L’EP “Betrayed From Birth” ci aveva presentato i Lambs convincendoci sul potenziale a loro disposizione, un ascolto breve ma intenso che segue con la sua violenza la strada di gruppi quali The Secret e Ancst, per citarne un paio. Dopo un’interessante split con i tedeschi III Neglect, la formazione da Cesena è giunta al tanto atteso album di debutto, dal titolo “Malice” ed edito da Argonauta Records. Questo lavoro ci offre un’ottima conferma, con il quartetto che si muove con agilità tra i vari brani, dimostrando anche una buona mediazione delle influenze. È quindi percepibile la maggiore consapevolezza che permea dietro la musica, che già nel primo lavoro aveva iniziato a farsi notare, e ora con l’evoluzione del sound di cui parleremo non ha fatto nient’altro che svilupparsi ulteriormente
Laddove nel primo EP citato la proposta del gruppo era prevalentemente devota all’aggressività, qui si può percepire chiaramente un cambiamento, si sente molto più vigorosamente un’atmosfera tenebrosa, che non relega la componente rabbiosa a un elemento secondario, ma che allo stesso tempo è tra le colonne portanti di questo disco. L’aspetto è già percepibile dall’opener “Debug”, che con il suo crescendo cattura immediatamente l’attenzione dell’ascoltatore. Crescendo che si lega alla perfezione con la successiva “Arpia”, e viene così mostrato come fin dalla doppietta iniziale il livello di questo ascolto sia degno di nota.

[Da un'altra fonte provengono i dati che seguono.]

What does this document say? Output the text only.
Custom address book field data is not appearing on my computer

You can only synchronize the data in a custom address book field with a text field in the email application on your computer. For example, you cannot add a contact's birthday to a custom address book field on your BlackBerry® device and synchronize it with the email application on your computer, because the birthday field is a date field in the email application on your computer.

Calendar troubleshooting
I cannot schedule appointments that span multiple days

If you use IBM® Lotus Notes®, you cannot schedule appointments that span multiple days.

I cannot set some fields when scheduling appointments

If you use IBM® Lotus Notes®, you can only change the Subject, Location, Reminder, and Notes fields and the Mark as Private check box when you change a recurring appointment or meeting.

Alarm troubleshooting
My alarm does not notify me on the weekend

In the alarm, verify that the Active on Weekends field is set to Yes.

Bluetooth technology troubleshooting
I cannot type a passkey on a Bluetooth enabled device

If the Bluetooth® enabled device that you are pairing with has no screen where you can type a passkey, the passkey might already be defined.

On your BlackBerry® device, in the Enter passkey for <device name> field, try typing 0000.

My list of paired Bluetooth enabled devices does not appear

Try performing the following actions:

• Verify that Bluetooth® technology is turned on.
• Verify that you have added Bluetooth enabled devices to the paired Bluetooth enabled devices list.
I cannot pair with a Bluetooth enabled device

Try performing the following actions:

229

Una caratteristica del lavoro è la sua durata contenuta, di poco superiore alla mezz’ora, che viene gestita senza cali d’intensità, con un’atmosfera varia che non cala mai di livello. In questo modo i cinque brani scorrono facilmente, e anche dopo diversi ascolti continuano a convincere, evitando di finire nel dimenticatoio.
In chiusura troviamo due tracce interessanti quali “Perfidia” e “Misfortune”. La primo è contraddistinta dal cantato in italiano, che si unisce a una strumentale che varia tra attimi più cadenzati e tendenti al post-metal e altri più diretti. La seconda canzone prosegue sulla stessa strada: intro flemmatica che lascia spazio a dei riff più aggressivi, interrotti da un mortifero breakdown e da un riff semplice e distruttivo che evolvendosi, insieme al cantato, diventa sempre più straziante, andando a concludere l’album.
Il maggior pregio di questo lavoro è aver mantenuto l’efficacia del primo EP pur reinterpretando la proposta, mettendo in mostra in questo modo un’autorevole maturità. Ormai è chiaro come questi ragazzi abbiano tutti i presupposti per fare strada, e una realtà con questo potenziale in Italia non può che essere un piacere. Ascolto consigliato a tutti gli amanti dello sludge e affini.